Probably not. Jorge’s likely too busy tinkering with his Wilin Rosario voodoo doll to dwell on being six pitches in the hole, and he probably thinks it’s more like 106 pitches anyway. I’m guessing most pitchers do. And if you read Brett Anderson’s twitter feed, you know his mood stays pretty dang chipper 25 hours a day and 8 days a week.

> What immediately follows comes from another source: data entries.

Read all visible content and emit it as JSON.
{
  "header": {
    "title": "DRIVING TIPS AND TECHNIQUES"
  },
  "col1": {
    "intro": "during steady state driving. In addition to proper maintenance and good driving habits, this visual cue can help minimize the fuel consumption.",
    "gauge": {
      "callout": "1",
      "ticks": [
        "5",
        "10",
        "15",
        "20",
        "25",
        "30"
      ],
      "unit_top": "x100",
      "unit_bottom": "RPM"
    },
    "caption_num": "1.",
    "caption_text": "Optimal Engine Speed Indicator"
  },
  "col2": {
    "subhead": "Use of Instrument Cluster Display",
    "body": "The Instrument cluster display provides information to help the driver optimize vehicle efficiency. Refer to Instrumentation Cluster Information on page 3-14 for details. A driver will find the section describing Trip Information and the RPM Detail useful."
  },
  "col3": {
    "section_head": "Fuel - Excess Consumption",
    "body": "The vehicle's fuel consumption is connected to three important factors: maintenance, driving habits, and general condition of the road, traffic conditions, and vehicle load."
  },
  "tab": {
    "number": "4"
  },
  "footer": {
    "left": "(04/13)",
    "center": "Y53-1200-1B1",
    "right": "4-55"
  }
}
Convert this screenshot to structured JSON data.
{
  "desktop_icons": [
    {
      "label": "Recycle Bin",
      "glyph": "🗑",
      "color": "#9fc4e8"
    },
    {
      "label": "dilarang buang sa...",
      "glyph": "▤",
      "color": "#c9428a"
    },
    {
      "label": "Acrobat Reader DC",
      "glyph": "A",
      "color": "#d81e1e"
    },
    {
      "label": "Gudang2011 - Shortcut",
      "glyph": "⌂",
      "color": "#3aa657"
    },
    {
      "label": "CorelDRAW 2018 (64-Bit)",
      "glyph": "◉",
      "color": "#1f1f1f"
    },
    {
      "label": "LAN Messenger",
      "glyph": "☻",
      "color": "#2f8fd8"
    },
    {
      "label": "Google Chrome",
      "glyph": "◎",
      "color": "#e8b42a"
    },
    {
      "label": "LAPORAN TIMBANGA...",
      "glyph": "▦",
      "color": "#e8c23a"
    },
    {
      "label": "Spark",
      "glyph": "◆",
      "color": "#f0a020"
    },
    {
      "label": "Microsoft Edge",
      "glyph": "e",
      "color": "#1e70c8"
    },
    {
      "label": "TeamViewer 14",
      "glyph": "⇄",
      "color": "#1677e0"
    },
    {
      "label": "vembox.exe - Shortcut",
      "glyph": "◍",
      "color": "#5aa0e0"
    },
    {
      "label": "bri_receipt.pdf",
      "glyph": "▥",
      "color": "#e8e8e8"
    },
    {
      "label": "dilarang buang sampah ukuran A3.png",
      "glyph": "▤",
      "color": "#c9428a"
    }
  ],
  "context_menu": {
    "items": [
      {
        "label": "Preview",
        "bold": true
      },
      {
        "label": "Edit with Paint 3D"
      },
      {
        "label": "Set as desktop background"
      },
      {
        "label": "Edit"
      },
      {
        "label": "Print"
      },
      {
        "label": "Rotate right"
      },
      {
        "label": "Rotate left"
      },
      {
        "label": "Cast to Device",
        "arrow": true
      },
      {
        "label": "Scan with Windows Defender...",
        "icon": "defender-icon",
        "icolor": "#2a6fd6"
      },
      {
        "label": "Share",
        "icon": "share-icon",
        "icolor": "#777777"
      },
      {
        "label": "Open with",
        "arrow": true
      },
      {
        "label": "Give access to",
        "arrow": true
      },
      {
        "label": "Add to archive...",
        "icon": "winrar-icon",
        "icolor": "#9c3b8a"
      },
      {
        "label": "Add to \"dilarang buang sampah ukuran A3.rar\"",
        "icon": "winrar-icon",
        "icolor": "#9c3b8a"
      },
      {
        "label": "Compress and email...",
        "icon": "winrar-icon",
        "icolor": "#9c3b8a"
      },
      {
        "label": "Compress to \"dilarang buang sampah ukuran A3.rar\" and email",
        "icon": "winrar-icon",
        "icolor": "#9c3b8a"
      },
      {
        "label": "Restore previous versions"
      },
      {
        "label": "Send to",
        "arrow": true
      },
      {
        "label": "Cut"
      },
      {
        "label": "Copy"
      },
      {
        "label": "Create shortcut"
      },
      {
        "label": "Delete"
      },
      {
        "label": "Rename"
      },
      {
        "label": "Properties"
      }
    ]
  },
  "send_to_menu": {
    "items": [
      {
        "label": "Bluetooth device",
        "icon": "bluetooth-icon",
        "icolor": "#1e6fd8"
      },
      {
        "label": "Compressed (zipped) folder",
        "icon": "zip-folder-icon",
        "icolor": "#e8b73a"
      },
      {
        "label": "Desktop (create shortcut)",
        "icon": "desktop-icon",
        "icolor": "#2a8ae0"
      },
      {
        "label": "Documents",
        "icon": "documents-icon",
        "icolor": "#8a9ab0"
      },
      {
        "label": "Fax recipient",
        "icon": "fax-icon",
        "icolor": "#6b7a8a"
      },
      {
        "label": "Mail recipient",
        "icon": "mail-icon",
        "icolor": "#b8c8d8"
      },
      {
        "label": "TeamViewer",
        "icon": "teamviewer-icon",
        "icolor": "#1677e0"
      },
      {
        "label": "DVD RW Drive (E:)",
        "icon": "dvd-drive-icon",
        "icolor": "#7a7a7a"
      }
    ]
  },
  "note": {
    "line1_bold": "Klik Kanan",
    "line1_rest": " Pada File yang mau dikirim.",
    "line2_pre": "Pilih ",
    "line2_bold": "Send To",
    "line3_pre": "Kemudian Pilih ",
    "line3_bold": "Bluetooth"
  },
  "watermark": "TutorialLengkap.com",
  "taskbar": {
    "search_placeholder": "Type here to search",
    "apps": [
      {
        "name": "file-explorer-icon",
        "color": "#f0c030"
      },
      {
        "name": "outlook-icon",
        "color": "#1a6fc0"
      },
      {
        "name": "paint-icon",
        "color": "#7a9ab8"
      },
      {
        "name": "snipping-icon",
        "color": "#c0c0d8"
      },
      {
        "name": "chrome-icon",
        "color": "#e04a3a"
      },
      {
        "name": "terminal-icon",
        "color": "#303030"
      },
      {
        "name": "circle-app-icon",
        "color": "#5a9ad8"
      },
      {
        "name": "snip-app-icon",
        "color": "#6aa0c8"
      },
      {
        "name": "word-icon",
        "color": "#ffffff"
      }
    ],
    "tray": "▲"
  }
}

It was after I calculated these net effects that my anger began to subside. Or at least evolve into something more like resignation. As much as I want ball/strike perfection, and as much as I want it now, there is certainly credence to the idea that, given large enough sample sizes, these sorts of things tend to even out over time. I’d still prefer a smoother ride to equilibrium, fewer Ump Shows, and less benefit conferred to pitchers who happen to know Jedi mind tricks.  But when the dust settles on a long season, all of this ball/strike mismanagement likely regresses to the mean. Math wins, I guess. As for my little study at the season’s Quarter Pole? Behold Math’s statistical coup de grâce:

Total Blown Calls Net Help (Pitches)
All Rockies in Study 351 1

One pitch. One pitch to the good. I couldn’t possibility be more annoyed – even if the net effect was literally nothing.

I should have just gone with the sermon.